[LLVMdev] Parallel Loop Metadata

Fri Feb 8 01:56:41 PST 2013

On 02/08/2013 06:35 AM, Nadav Rotem wrote:
> Hi Tobi,
>
> Thanks for reviewing the proposal. I imagine that it may also affects your parallelization work in Polly.

Sure. I am interested in using it.

>> I am not sure if I am able to follow your reasoning. How could the -loop-vectorizer detect parallelism violations? I had the feeling that we introduce the llvm.loop meta-data for the case where we want to inform the loop vectorizer that it can assume the absence of dependences even though it can not prove their absence statically. Do you possibly mean that the -loop-vectorizer should in some way detect if the llvm.loop.parallel metadata is still correct?
>
> Yes, the loop vectorizer can detect the kind of violations of the "llvm.loop.parallel" metadata that we are worried about.
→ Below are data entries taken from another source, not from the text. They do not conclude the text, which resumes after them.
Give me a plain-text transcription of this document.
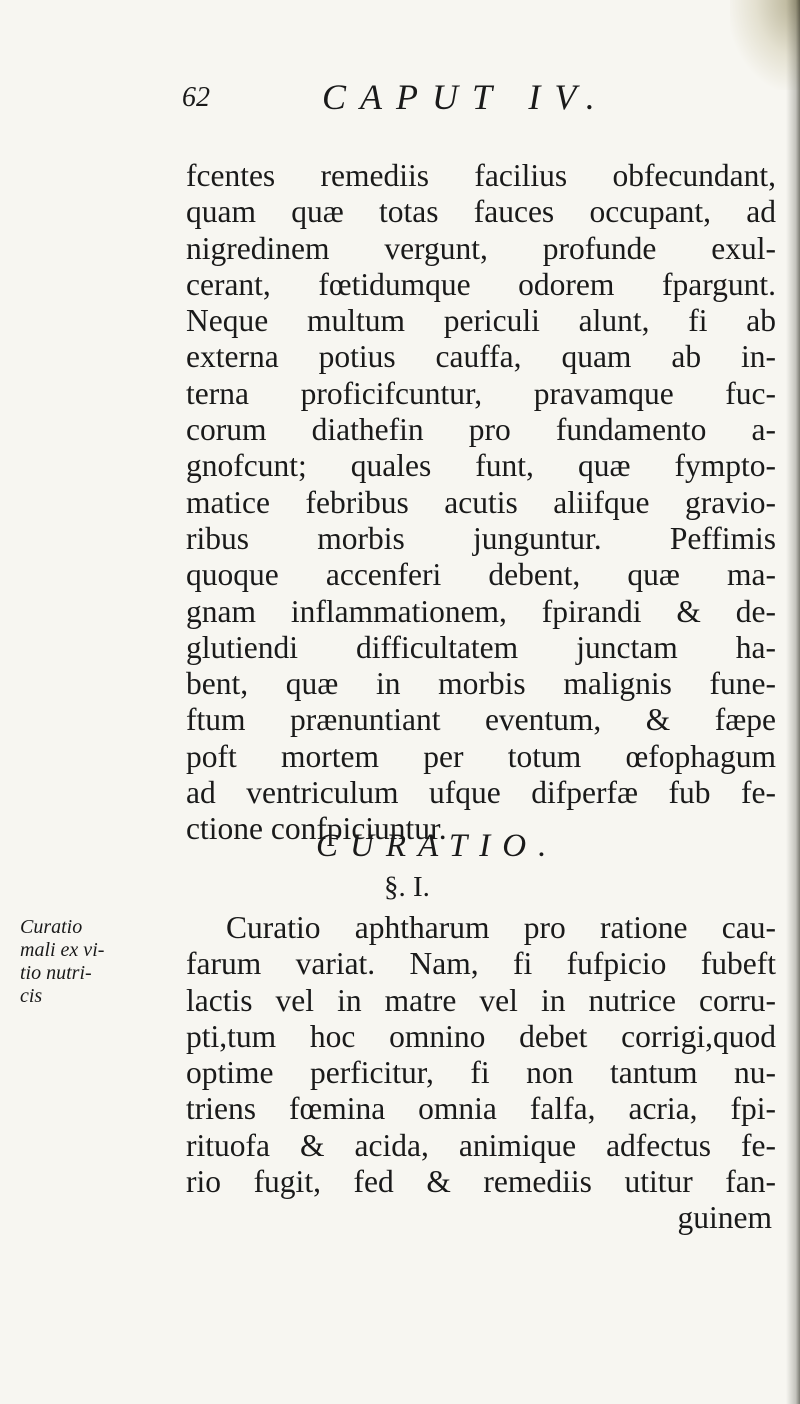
62	CAPUT IV.
fcentes remediis facilius obfecundant,
quam quæ totas fauces occupant, ad
nigredinem vergunt, profunde exul-
cerant, fœtidumque odorem fpargunt.
Neque multum periculi alunt, fi ab
externa potius cauffa, quam ab in-
terna proficifcuntur, pravamque fuc-
corum diathefin pro fundamento a-
gnofcunt; quales funt, quæ fympto-
matice febribus acutis aliifque gravio-
ribus morbis junguntur. Peffimis
quoque accenferi debent, quæ ma-
gnam inflammationem, fpirandi & de-
glutiendi difficultatem junctam ha-
bent, quæ in morbis malignis fune-
ftum prænuntiant eventum, & fæpe
poft mortem per totum œfophagum
ad ventriculum ufque difperfæ fub fe-
ctione confpiciuntur.
CURATIO.
§. I.
Curatio
mali ex vi-
tio nutri-
cis
Curatio aphtharum pro ratione cau-
farum variat. Nam, fi fufpicio fubeft
lactis vel in matre vel in nutrice corru-
pti,tum hoc omnino debet corrigi,quod
optime perficitur, fi non tantum nu-
triens fœmina omnia falfa, acria, fpi-
rituofa & acida, animique adfectus fe-
rio fugit, fed & remediis utitur fan-
guinem
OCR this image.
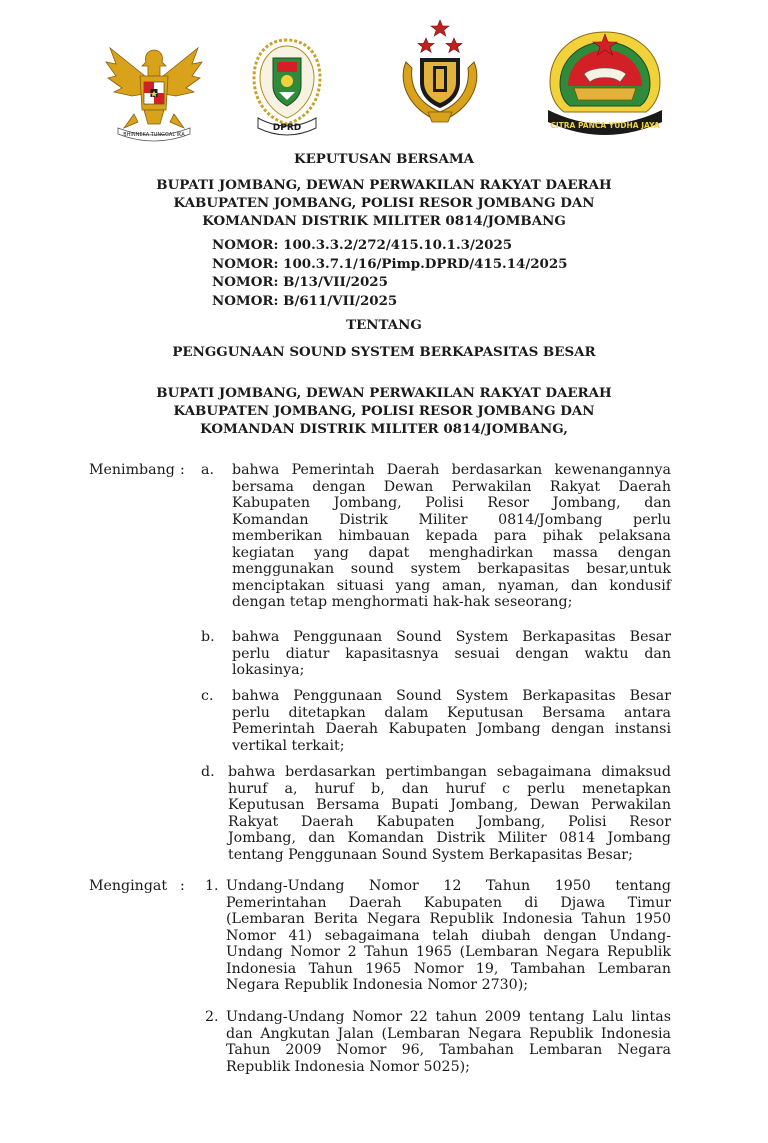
BHINNEKA TUNGGAL IKA
DPRD	CITRA PANCA YUDHA JAYA
KEPUTUSAN BERSAMA
BUPATI JOMBANG, DEWAN PERWAKILAN RAKYAT DAERAH
KABUPATEN JOMBANG, POLISI RESOR JOMBANG DAN
KOMANDAN DISTRIK MILITER 0814/JOMBANG
NOMOR: 100.3.3.2/272/415.10.1.3/2025
NOMOR: 100.3.7.1/16/Pimp.DPRD/415.14/2025
NOMOR: B/13/VII/2025
NOMOR: B/611/VII/2025
TENTANG
PENGGUNAAN SOUND SYSTEM BERKAPASITAS BESAR
BUPATI JOMBANG, DEWAN PERWAKILAN RAKYAT DAERAH
KABUPATEN JOMBANG, POLISI RESOR JOMBANG DAN
KOMANDAN DISTRIK MILITER 0814/JOMBANG,
Menimbang : a. bahwa Pemerintah Daerah berdasarkan kewenangannya
bersama dengan Dewan Perwakilan Rakyat Daerah
Kabupaten Jombang, Polisi Resor Jombang, dan
Komandan Distrik Militer 0814/Jombang perlu
memberikan himbauan kepada para pihak pelaksana
kegiatan yang dapat menghadirkan massa dengan
menggunakan sound system berkapasitas besar,untuk
menciptakan situasi yang aman, nyaman, dan kondusif
dengan tetap menghormati hak-hak seseorang;
b. bahwa Penggunaan Sound System Berkapasitas Besar
perlu diatur kapasitasnya sesuai dengan waktu dan
lokasinya;
c. bahwa Penggunaan Sound System Berkapasitas Besar
perlu ditetapkan dalam Keputusan Bersama antara
Pemerintah Daerah Kabupaten Jombang dengan instansi
vertikal terkait;
d. bahwa berdasarkan pertimbangan sebagaimana dimaksud
huruf a, huruf b, dan huruf c perlu menetapkan
Keputusan Bersama Bupati Jombang, Dewan Perwakilan
Rakyat Daerah Kabupaten Jombang, Polisi Resor
Jombang, dan Komandan Distrik Militer 0814 Jombang
tentang Penggunaan Sound System Berkapasitas Besar;
Mengingat : 1. Undang-Undang Nomor 12 Tahun 1950 tentang
Pemerintahan Daerah Kabupaten di Djawa Timur
(Lembaran Berita Negara Republik Indonesia Tahun 1950
Nomor 41) sebagaimana telah diubah dengan Undang-
Undang Nomor 2 Tahun 1965 (Lembaran Negara Republik
Indonesia Tahun 1965 Nomor 19, Tambahan Lembaran
Negara Republik Indonesia Nomor 2730);
2. Undang-Undang Nomor 22 tahun 2009 tentang Lalu lintas
dan Angkutan Jalan (Lembaran Negara Republik Indonesia
Tahun 2009 Nomor 96, Tambahan Lembaran Negara
Republik Indonesia Nomor 5025);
OK. I see. Most of the references that -mem2reg introduces are obviously
destroying parallelism and I can see that the loop vectorizer could 
detect these obvious violations and refuse to parallelize. However, the
question remains if the loop vectorizer can (and should) detect all 
possible violations. I am still concerned that this is in general not
possible. Here another piece of code (+ transformation), where it is
a lot harder (impossible?) to detect the violation:

// b is always bigger than 100
#parallel
for (int i = 0; i < 100; i++) {
S1:   A[i % b] += i;
}

Depending on the values of 'b' the loop is either parallel or not. It is 
impossible for the -loop-vectorizer to reason about this, but with
the additional information the user has, he can easily annotate the loop 
such that the loop vectorizer can optimize it.
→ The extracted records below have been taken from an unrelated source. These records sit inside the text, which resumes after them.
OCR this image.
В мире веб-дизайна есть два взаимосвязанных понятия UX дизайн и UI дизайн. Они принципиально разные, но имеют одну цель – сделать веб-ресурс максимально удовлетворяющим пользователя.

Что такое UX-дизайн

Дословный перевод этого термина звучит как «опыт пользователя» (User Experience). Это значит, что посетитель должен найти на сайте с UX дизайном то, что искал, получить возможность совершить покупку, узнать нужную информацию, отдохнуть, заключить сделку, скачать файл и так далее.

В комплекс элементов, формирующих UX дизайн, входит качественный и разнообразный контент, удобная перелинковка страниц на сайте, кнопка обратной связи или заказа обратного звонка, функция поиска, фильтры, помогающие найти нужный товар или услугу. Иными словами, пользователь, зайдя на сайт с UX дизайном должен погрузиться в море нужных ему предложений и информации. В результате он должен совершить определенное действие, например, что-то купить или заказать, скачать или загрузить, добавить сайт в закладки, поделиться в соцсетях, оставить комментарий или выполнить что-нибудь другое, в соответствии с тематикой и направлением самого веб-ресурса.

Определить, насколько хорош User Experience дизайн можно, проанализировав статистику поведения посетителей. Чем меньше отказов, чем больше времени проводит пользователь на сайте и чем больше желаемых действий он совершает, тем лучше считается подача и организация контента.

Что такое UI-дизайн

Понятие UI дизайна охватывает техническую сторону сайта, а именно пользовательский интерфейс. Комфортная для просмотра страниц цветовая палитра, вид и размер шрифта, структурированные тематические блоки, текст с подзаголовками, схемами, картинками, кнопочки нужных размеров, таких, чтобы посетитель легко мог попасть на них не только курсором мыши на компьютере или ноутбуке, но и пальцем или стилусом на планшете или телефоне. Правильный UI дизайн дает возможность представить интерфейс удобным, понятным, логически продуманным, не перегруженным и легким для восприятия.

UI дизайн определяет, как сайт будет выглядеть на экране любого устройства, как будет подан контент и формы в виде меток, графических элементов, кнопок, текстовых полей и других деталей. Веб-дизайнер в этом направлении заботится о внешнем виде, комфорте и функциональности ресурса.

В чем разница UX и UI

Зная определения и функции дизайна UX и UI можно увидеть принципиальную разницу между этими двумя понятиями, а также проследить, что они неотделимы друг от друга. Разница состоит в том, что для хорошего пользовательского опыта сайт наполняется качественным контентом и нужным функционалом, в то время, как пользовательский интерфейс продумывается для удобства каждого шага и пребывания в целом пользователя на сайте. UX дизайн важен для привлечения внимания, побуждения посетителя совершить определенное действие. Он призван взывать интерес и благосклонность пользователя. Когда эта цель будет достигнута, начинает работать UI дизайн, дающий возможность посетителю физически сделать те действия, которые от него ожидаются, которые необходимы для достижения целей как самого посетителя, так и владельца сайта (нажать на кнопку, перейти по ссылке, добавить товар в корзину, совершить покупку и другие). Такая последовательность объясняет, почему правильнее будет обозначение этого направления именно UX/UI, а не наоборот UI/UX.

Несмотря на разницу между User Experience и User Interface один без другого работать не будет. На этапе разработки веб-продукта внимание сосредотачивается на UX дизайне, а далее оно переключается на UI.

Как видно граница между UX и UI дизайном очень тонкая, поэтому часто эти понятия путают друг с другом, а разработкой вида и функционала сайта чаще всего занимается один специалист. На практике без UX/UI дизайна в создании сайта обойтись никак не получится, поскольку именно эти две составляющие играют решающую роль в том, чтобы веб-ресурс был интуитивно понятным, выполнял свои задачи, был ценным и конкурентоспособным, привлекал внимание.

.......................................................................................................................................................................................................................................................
Now we have some new instrumentation pass, which collects information
and uses for this a buffer with 'Size' elements. The instrumentation 
pass just adds a couple of additional instructions, which do not
change the sequential behavior of the program.

int *B = get_buffer();
int Size = get_buffer_size();

// b is always bigger than 100
#parallel
for (int i = 0; i < 100; i++) {
s1:   A[i % b] += i;
S2:   B[i % Size] += i
}

However, depending on the value of Size, the parallel execution of
the updated loop may not be legal any more. Without further information 
we have to assume that the loop is not parallel anymore.

For this case, will we require the loop-vectorizer to detect the 
outdated metadata? In case we do, how could this work?

Or do we require the instrumentation pass, to reason about the 
llvm.loop.parallel data and remove it in case it gets invalidated?

Or can we just assume that such an instrumentation pass can or will 
never exist?

Cheers
Tobi

P.S: I know that due to the modulo, we will not be able to prove stride 
one access and vectorization may not be profitable. The example was 
written to demonstrate legality issues. We can assume surrounding
instructions which would make vectorization profitable.